Machine Learning Flashcards
(24 cards)
What is Machine Learning?
Machine Learning allows computers to learn from data and make predictions or decisions without explicit programming.
What are features in ML?
Features are the input variables (columns) used to make predictions.
What is the label in ML?
The label is the target variable you want to predict.
What are observations?
Observations are the rows or records in your dataset.
What are the three types of Machine Learning?
Supervised Learning, Unsupervised Learning, Reinforcement Learning.
What is Supervised Learning?
A type of ML where the label (output) is known and provided during training.
What is a Regression problem?
A supervised learning task where the label is continuous (e.g., price, temperature).
Give examples of regression algorithms.
Linear Regression, Support Vector Regressor, Decision Tree Regressor, Random Forest Regressor.
What is a Classification problem?
A supervised learning task where the label is categorical (e.g., spam or not, class A/B/C).
Give examples of classification algorithms.
Logistic Regression, Decision Tree Classifier, Random Forest, KNN, Naive Bayes, SVM.
What is Unsupervised Learning?
A type of ML where the model learns patterns or structure from data without known labels.
Give examples of unsupervised algorithms.
K-Means, Hierarchical Clustering, Apriori Algorithm, Anomaly Detection.
What is Reinforcement Learning?
A type of ML where the model learns through rewards and penalties via trial and error.
What is the first step in the ML pipeline?
Identify the problem type: supervised, unsupervised, or reinforcement.
How can you gather data for ML?
Via surveys, company databases, web scraping, interviews.
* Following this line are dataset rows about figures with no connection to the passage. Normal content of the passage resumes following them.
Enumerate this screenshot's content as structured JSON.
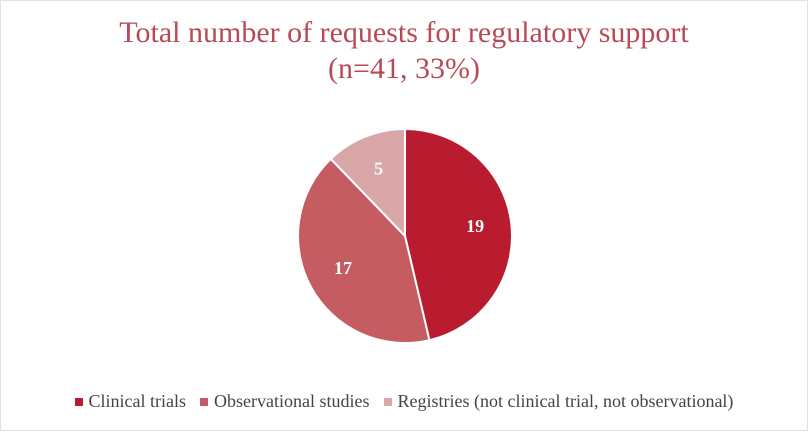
{
  "chart_data": {
    "type": "pie",
    "title": "Total number of requests for regulatory support",
    "subtitle": "(n=41, 33%)",
    "slices": [
      {
        "label": "Clinical trials",
        "value": 19,
        "color": "#b81c2e"
      },
      {
        "label": "Observational studies",
        "value": 17,
        "color": "#c45c62"
      },
      {
        "label": "Registries (not clinical trial, not observational)",
        "value": 5,
        "color": "#d9a7a7"
      }
    ],
    "legend_position": "bottom",
    "data_labels": true
  }
}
What happens during data preprocessing?
Clean column names, remove nulls, handle outliers, fix duplicates.
What tools are used in data preprocessing?
Pandas, Excel.
What is the purpose of Exploratory Data Analysis (EDA)?
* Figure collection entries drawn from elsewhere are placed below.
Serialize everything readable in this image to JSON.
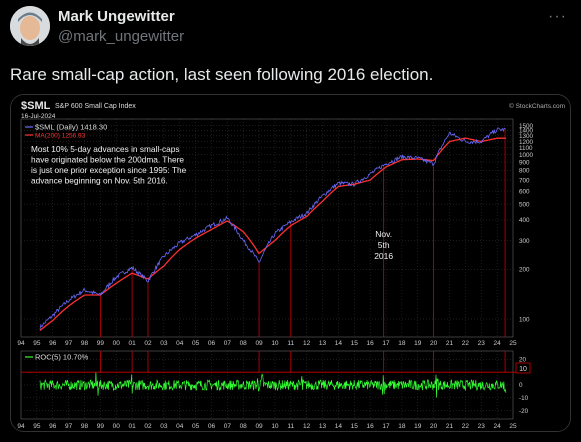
{
  "author": {
    "name": "Mark Ungewitter",
    "handle": "@mark_ungewitter",
    "more_icon": "more-dots-icon"
  },
  "tweet_text": "Rare small-cap action, last seen following 2016 election.",
  "chart": {
    "ticker": "$SML",
    "index_name": "S&P 600 Small Cap Index",
    "date": "16-Jul-2024",
    "watermark": "© StockCharts.com",
    "legend_price": "$SML (Daily) 1418.30",
    "legend_ma": "MA(200) 1256.93",
    "legend_roc": "ROC(5) 10.70%",
    "annotation_lines": [
      "Most 10% 5-day advances in small-caps",
      "have originated below the 200dma. There",
      "is just one prior exception since 1995: The",
      "advance beginning on Nov. 5th 2016."
    ],
    "nov_label": [
      "Nov.",
      "5th",
      "2016"
    ],
    "x_ticks": [
      "94",
      "95",
      "96",
      "97",
      "98",
      "99",
      "00",
      "01",
      "02",
      "03",
      "04",
      "05",
      "06",
      "07",
      "08",
      "09",
      "10",
      "11",
      "12",
      "13",
      "14",
      "15",
      "16",
      "17",
      "18",
      "19",
      "20",
      "21",
      "22",
      "23",
      "24",
      "25"
    ],
    "y_ticks_price": [
      "1500",
      "1400",
      "1300",
      "1200",
      "1100",
      "1000",
      "900",
      "800",
      "700",
      "600",
      "500",
      "400",
      "300",
      "200",
      "100"
    ],
    "y_ticks_roc": [
      "20",
      "10",
      "0",
      "-10",
      "-20"
    ],
    "roc_highlight": "10",
    "colors": {
      "price": "#6a6aff",
      "ma": "#ff3030",
      "roc": "#33ff33",
      "grid": "#3a3a3a",
      "markers": "#cc0000"
    }
  },
  "chart_data": {
    "type": "line",
    "title": "S&P 600 Small Cap Index",
    "scale": "log",
    "ylim": [
      80,
      1600
    ],
    "series": [
      {
        "name": "$SML (Daily) 1418.30",
        "x": [
          "1995",
          "1996",
          "1997",
          "1998",
          "1999",
          "2000",
          "2001",
          "2002",
          "2003",
          "2004",
          "2005",
          "2006",
          "2007",
          "2008",
          "2009",
          "2010",
          "2011",
          "2012",
          "2013",
          "2014",
          "2015",
          "2016",
          "2017",
          "2018",
          "2019",
          "2020",
          "2021",
          "2022",
          "2023",
          "2024"
        ],
        "values": [
          85,
          105,
          130,
          150,
          140,
          180,
          205,
          170,
          240,
          290,
          325,
          370,
          410,
          300,
          220,
          330,
          390,
          440,
          560,
          670,
          660,
          760,
          880,
          970,
          950,
          880,
          1350,
          1200,
          1200,
          1418
        ]
      },
      {
        "name": "MA(200) 1256.93",
        "x": [
          "1995",
          "1996",
          "1997",
          "1998",
          "1999",
          "2000",
          "2001",
          "2002",
          "2003",
          "2004",
          "2005",
          "2006",
          "2007",
          "2008",
          "2009",
          "2010",
          "2011",
          "2012",
          "2013",
          "2014",
          "2015",
          "2016",
          "2017",
          "2018",
          "2019",
          "2020",
          "2021",
          "2022",
          "2023",
          "2024"
        ],
        "values": [
          82,
          98,
          120,
          140,
          140,
          165,
          190,
          175,
          210,
          265,
          310,
          350,
          395,
          340,
          250,
          300,
          370,
          420,
          520,
          640,
          660,
          700,
          840,
          930,
          940,
          920,
          1200,
          1260,
          1200,
          1257
        ]
      }
    ],
    "roc_series": {
      "name": "ROC(5) 10.70%",
      "ylim": [
        -25,
        25
      ],
      "highlight_level": 10
    },
    "marker_dates": [
      "1999",
      "2001",
      "2002",
      "2009",
      "2011",
      "2016.85",
      "2020",
      "2024.5"
    ]
  }
}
To understand data distribution, structure, and spot issues before modeling.
What are common EDA methods?
df.head(), df.info(), df.describe(), df.shape, value_counts(), visualization.
How do you split data for training and testing?
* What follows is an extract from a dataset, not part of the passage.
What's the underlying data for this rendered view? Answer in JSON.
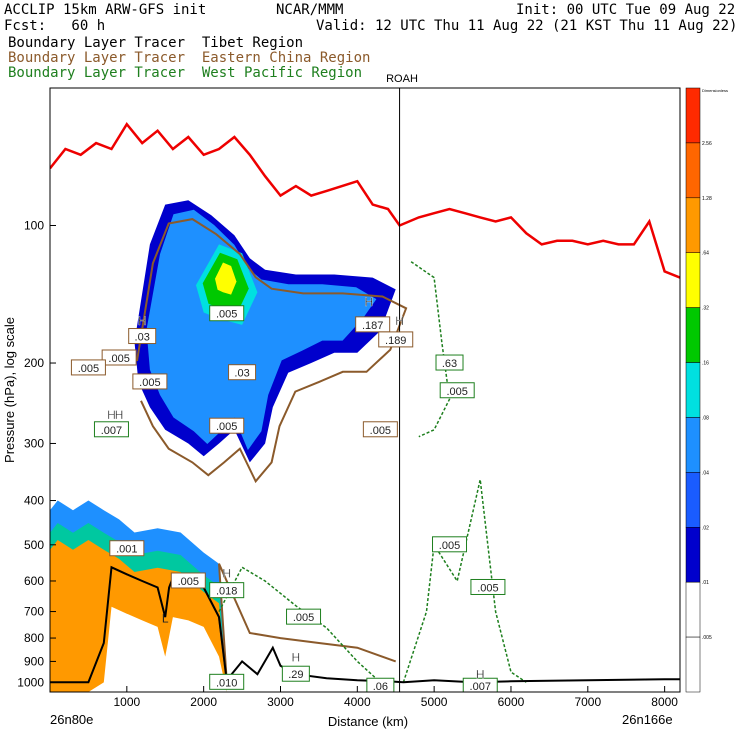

Use train_test_split() from sklearn.model_selection.
How do you evaluate a regression model?
Using metrics like MAE, MSE, and RMSE.
How do you evaluate a classification model?
Using accuracy, precision, recall, F1-score, and confusion matrix.
What can you do if your model performs poorly?
Get more data, clean data better, try feature engineering, tune hyperparameters, or switch models.